The first big issue was that we would be dealing with very large files, greater than 2GB in some cases.  Unfortunately, the Salesforce.com web services can't handle large files (>100k) via their web services, but the S3 services can handle up to 5GB.  Salesforce.com had some sample code that leveraged POST directly to the S3 service via a Visual Force page.  This was all good, but it took a bit of work getting everything customized and working correctly.

One of the most challenging parts was figuring out how S3 handles access because we didn't want our customer's files being shared with the rest of the world.  There is a mechanism for controlling access, but if you're wanting to have different access levels, your stuck either handling the access inside of Salesforce, or getting every user to sign up with Amazon as a user of S3.

The next issue I encountered was figuring out how to provide a properly encoded hash of the credentials for a specific file to S3 so it could be downloaded.  There were no good examples of this, and although the S3 documentation was clear about how it should work, there was a fair amount of discovery involved to insure I was passing all the right information over the wire.
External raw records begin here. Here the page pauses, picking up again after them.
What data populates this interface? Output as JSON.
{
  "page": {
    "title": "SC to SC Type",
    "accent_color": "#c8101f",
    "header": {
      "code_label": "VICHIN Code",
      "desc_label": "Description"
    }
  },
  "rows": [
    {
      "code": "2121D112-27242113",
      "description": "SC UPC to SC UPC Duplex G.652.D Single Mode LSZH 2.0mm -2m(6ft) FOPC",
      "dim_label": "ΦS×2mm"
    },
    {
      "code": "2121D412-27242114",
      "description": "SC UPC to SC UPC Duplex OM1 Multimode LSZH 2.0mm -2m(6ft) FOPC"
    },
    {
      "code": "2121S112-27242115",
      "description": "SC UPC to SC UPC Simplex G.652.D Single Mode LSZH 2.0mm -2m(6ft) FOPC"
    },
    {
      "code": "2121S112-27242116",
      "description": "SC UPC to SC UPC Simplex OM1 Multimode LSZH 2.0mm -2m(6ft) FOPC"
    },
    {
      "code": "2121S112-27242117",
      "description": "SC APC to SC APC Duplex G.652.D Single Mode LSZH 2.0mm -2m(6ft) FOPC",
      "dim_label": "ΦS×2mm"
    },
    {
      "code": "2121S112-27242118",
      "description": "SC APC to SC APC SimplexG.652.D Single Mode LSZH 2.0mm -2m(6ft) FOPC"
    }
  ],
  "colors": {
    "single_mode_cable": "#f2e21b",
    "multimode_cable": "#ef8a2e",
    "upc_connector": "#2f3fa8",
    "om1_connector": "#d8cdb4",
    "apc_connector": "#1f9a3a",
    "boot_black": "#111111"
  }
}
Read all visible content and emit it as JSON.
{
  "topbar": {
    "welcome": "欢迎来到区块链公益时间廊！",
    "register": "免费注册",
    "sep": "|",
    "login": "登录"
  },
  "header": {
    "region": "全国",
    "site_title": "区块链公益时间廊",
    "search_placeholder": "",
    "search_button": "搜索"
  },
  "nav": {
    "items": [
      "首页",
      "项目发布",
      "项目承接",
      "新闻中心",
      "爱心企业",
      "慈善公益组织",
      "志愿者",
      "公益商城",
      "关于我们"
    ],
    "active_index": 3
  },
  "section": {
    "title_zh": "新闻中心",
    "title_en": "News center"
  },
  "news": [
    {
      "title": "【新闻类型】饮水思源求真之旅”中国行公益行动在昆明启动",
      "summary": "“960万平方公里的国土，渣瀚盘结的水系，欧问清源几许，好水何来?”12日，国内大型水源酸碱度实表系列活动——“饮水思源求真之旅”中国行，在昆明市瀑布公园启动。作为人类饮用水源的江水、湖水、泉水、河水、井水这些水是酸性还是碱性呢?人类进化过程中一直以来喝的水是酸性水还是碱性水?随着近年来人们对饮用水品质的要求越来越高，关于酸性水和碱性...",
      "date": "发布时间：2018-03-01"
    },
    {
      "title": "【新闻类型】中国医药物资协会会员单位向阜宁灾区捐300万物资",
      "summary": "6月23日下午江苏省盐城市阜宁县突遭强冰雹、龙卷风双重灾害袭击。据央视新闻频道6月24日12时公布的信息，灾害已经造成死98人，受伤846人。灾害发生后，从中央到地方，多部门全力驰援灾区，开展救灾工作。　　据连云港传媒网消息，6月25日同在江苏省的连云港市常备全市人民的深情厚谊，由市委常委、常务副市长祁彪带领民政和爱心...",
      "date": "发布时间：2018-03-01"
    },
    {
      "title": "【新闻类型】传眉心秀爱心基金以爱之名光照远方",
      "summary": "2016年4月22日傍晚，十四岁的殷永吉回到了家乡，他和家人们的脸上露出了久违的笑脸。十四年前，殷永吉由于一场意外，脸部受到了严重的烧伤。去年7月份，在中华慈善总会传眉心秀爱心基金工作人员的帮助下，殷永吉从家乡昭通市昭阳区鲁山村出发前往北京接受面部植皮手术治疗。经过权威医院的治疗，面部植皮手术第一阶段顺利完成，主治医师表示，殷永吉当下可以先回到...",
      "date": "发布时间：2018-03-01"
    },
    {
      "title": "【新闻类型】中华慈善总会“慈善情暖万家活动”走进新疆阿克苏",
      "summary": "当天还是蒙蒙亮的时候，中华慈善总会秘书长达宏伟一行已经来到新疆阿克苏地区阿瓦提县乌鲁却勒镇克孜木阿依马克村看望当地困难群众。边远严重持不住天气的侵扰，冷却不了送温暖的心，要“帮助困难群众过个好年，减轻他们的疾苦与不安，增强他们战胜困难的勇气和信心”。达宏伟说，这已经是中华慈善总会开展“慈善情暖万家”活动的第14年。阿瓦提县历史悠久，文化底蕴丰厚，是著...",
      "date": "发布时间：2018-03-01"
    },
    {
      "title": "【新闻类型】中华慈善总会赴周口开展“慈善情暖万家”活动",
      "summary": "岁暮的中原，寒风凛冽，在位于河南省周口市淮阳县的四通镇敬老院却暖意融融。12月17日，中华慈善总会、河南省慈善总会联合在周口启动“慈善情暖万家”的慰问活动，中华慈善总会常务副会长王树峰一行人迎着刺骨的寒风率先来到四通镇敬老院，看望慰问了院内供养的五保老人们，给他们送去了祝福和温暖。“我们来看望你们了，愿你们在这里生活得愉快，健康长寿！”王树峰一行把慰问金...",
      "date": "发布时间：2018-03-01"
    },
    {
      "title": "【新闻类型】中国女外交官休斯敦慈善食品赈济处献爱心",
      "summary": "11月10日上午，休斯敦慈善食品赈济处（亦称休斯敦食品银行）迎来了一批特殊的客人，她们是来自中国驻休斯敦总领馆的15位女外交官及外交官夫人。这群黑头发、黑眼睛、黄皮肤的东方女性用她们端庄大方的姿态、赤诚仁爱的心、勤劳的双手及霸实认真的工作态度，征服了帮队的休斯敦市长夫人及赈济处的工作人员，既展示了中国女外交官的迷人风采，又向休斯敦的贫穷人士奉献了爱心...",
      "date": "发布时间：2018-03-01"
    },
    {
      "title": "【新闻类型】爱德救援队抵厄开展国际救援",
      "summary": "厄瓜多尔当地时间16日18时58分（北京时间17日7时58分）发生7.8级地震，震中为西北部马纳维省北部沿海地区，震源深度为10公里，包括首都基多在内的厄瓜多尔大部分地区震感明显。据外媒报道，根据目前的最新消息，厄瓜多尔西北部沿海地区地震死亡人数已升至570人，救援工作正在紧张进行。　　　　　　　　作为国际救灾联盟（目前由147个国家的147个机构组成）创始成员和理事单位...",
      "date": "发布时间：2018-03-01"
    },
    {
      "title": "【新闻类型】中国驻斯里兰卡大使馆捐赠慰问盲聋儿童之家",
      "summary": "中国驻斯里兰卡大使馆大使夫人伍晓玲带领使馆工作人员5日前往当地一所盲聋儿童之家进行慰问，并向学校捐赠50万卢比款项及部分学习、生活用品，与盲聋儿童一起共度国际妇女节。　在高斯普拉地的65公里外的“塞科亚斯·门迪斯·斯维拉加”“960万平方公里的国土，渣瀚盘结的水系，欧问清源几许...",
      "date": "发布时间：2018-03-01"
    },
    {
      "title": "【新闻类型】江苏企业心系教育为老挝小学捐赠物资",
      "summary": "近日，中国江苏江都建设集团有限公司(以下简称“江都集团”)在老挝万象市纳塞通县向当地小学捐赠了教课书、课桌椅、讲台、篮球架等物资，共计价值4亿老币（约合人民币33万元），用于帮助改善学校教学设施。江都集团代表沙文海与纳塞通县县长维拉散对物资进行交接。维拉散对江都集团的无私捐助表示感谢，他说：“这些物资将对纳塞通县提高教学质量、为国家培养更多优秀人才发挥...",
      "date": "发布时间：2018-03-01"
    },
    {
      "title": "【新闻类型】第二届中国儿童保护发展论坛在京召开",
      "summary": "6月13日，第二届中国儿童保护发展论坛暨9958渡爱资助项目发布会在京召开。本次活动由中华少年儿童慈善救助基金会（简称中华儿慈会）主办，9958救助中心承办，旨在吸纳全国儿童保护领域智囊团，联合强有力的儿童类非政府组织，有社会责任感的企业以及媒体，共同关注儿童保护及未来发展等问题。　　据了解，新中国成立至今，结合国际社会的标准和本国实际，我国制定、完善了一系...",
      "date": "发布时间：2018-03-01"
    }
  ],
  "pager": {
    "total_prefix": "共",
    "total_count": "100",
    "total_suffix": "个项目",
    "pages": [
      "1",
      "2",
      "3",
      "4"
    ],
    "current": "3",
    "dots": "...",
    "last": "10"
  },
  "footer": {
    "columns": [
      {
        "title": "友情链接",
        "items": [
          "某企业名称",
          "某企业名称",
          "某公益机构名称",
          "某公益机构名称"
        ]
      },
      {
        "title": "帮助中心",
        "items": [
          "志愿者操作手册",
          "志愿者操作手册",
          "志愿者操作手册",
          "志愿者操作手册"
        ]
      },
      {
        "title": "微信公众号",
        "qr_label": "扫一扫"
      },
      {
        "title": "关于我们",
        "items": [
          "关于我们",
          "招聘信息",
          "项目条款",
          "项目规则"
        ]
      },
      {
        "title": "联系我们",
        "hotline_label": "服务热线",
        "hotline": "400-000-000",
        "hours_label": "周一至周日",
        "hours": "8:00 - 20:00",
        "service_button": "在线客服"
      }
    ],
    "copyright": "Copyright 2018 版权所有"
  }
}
The last, and unfortunately most challenging issue was overcoming the Salesforce.com test code coverage requirement.  S3 involves a callout in a class that was generated from the S3 WSDL in Salesforce.com.  The generation tool is nice, and while test coverage works great in that class, it's not constructed to support Salesforce.com's preferred method of testing callouts in your custom classes.  The recommended way to handle this is leveraging a virtual class and overriding the callout with test methods that replace the return value with dummy data.  In any case, the S3 code provided simply wasn't structured this way and with the size of the class it is impractical to rewrite it, so you may want to be careful with the construction of your custom classes to be sure keep the callout's limited to as few lines of code as possible, thereby improving you chances of passing the code coverage requirements.  Not a pretty picture, but neither is having to re-write the entire S3 webservices callout code.

While S3 is a great service there are some challenges with making it work with Salesforce.